The bactericidal properties of peracetic acid, hydrogen peroxide, chlorine, and formaldehyde were compared in vitro using a rapid micromethod. A combination of peracetic acid and hydrogen peroxide was also tested to assess interactions. The activities of these agents, which are widely used as disinfectants, were evaluated against water isolates and culture collection strains. Peracetic acid and chlorine exhibited an excellent antimicrobial activity, with a relatively rapid destruction of 10(5) bacteria/mL. The time-dependent bactericidal activities of hydrogen peroxide and formaldehyde were the lowest. The combination of peracetic acid and hydrogen peroxide, tested by a checkerboard micromethod, was found to be synergistic. The minimal bactericidal concentration was established in terms of time for a given mixture of peracetic acid and hydrogen peroxide.
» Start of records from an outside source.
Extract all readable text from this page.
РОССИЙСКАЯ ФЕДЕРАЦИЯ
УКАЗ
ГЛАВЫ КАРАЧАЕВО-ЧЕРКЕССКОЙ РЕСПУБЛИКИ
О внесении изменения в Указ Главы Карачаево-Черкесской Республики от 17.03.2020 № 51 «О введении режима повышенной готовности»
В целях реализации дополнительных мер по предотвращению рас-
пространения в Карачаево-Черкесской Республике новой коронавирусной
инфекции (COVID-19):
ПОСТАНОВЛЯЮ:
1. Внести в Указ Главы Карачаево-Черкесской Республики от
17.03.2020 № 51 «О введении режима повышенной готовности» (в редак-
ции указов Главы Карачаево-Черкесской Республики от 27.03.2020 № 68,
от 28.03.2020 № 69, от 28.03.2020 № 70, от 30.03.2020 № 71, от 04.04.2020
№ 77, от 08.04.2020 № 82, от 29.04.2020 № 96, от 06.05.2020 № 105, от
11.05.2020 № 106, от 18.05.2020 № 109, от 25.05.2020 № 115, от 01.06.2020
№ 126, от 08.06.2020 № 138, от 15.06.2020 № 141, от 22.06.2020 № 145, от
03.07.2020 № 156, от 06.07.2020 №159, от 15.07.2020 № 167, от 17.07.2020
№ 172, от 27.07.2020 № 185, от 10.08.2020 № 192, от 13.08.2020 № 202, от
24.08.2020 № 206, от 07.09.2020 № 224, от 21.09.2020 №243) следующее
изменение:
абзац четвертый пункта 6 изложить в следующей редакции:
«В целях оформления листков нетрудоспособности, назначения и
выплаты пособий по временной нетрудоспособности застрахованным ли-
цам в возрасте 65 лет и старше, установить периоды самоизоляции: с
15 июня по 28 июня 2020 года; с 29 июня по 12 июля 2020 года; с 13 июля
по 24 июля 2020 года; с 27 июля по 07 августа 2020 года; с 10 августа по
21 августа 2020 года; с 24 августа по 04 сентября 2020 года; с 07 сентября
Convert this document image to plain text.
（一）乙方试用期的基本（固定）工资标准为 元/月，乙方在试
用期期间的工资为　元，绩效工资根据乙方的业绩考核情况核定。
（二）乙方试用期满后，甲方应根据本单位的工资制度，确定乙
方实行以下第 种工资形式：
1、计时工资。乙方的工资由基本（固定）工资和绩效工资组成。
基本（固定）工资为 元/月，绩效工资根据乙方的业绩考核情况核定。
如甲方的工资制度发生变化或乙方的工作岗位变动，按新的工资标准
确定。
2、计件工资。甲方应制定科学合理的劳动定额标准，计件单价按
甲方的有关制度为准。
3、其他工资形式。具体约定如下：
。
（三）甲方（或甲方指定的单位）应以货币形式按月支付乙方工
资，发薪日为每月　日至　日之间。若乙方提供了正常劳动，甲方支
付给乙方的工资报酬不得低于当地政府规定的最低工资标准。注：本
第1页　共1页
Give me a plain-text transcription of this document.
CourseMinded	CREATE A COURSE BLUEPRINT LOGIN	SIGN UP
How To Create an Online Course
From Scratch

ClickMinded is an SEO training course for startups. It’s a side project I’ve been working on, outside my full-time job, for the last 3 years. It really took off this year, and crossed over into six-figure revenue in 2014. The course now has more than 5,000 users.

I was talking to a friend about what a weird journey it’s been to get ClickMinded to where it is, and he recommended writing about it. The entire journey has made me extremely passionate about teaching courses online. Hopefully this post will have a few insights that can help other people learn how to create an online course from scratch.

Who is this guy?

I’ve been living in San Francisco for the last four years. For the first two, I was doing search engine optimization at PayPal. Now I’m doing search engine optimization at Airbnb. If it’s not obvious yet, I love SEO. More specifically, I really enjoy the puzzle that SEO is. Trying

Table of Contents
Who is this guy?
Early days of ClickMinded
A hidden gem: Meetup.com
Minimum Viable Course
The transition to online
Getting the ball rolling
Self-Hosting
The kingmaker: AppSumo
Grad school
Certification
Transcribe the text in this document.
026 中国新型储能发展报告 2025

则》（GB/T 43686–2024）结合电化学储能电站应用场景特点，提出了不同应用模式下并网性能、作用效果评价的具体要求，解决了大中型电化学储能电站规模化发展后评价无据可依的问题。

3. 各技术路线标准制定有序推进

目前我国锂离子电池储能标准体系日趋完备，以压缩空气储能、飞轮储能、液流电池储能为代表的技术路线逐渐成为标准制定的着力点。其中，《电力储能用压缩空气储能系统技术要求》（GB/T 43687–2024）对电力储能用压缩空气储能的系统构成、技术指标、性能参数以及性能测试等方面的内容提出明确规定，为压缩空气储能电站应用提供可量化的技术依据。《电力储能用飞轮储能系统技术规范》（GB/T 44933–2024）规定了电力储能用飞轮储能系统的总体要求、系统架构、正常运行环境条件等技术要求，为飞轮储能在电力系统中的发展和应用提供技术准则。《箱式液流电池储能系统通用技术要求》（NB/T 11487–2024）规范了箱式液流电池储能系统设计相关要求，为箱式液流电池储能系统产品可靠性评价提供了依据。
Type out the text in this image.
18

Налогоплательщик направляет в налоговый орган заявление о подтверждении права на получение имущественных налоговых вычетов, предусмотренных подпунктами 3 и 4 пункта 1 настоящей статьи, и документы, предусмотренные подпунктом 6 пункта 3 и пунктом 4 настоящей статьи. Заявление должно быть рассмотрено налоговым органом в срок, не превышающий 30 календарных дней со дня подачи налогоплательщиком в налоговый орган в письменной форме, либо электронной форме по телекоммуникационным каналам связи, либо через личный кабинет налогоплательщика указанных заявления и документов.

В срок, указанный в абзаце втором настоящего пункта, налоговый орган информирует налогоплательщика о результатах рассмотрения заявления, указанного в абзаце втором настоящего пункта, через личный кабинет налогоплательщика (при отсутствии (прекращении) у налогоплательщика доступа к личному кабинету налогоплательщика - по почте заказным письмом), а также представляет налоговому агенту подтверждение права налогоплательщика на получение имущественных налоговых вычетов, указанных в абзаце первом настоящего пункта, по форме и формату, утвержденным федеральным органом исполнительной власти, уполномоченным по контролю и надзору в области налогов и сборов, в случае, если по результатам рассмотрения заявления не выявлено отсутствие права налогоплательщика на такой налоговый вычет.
Determination of bactericidal concentrations showed that synergy was maintained with increasing contact time. Concentrations for minimal times of treatment by chemicals that provided interesting activities in vitro were tested for disinfection of ultrafiltration membranes. The bactericidal activities of peroxygen compounds were confirmed and synergism was maintained in working conditions. Chlorine showed a loss of efficacy when used on membranes.[1]